Shortly after the release of “The Real World of College,” Fischman, Gardner, and their team embarked on a project called “Beyond the Self,” aimed at understanding how a more transformational college experience, involving engagement with community, might move the “I” to “we” student needle. With 150 students on three different college campuses, they piloted the program aimed at “nudging” students to become more sensitive to campus problems and ethical dilemmas, recognizing that their responses, behaviors, and actions meant something. 

The students were asked to keep portfolios of different dilemmas and problems they had heard about, learned about, read about, or observed and to document their thinking about them through writing, illustrations, or news clippings about them. The researchers talked with the students four times a year about their reflections and were pleased with the results they gathered after the first year.

“We were able to demonstrate that this approach made a difference. We were able to move students from just thinking about themselves to also thinking about others,” Fischman said. 

With evidence of their intervention, Fischman, Gardner, and their team were poised to implement the program at other schools, but a number of factors led them to change course. There were already a myriad of character-based programs and messages in schools throughout the country. Adding another, albeit a promising  one, seemed redundant.
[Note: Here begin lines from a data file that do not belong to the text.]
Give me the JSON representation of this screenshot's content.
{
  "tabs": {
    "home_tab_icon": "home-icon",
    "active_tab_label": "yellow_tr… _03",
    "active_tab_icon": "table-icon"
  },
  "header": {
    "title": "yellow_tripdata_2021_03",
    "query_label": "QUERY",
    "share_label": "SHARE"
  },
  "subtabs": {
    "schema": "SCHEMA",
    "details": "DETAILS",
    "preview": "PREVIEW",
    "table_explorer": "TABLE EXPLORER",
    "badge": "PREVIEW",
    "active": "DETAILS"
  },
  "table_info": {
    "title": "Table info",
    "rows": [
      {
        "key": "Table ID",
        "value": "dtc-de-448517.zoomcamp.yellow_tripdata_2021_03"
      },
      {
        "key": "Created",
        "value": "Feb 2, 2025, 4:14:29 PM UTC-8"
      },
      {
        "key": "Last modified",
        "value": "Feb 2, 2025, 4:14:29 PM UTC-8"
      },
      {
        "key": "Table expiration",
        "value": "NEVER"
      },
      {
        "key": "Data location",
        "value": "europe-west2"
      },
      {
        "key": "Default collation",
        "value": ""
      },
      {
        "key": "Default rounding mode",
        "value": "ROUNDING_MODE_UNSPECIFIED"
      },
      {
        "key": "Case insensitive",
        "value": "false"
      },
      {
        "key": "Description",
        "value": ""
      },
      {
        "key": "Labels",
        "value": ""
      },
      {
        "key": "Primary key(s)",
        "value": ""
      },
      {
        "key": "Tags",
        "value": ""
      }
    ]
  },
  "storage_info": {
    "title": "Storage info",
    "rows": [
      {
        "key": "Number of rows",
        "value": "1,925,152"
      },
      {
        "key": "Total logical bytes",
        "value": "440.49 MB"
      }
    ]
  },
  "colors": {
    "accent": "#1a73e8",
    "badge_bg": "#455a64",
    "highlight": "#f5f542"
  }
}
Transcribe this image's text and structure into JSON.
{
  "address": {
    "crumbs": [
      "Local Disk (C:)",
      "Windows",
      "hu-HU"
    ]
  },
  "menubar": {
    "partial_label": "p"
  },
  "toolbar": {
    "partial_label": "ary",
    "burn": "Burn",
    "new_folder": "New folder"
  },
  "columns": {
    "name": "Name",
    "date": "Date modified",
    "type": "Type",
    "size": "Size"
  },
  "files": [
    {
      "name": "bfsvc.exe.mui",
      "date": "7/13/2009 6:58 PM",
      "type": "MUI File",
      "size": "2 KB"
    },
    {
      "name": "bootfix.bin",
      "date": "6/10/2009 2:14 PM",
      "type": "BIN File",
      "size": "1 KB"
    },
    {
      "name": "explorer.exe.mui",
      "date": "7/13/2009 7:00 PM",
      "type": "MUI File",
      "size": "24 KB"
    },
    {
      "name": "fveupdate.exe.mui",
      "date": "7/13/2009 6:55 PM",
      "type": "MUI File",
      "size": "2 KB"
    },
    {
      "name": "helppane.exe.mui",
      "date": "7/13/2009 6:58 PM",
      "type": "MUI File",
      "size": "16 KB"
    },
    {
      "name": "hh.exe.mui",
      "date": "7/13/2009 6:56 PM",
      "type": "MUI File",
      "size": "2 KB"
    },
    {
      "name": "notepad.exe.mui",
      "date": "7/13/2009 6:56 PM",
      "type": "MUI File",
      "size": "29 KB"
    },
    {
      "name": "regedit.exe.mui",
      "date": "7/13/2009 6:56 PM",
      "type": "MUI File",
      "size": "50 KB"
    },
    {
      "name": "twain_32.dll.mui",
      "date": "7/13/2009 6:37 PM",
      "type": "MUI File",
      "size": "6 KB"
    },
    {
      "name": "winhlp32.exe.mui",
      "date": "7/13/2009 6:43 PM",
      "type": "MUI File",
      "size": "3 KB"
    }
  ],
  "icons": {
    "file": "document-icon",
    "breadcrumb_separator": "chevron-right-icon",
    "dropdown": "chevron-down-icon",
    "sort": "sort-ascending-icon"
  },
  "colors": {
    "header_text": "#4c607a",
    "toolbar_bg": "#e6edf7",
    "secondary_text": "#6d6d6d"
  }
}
Instead, the team focused on what was missing: a larger assessment effort that could show the efficacy, or lack thereof, of these efforts.  

“When we began to ask people how they knew their programs and missions were working, we’d be met with blank stares,” Fischman said. “To our knowledge no one was evaluating or assessing the longer-term impact of efforts that focused on helping student think beyond themselves.” 

With continuous support from the Kern Family Foundation, the team’s new research initiative aims to examine character programs that have a specific outward perspective, not just those that develop individual dispositions such as humility, intellectual curiosity, or honesty, though there is a fair amount of overlap. The researchers are now working with about 30 schools — some with a religious orientation, some with strong public service programs, most with a well-defined mission about doing good in the world.  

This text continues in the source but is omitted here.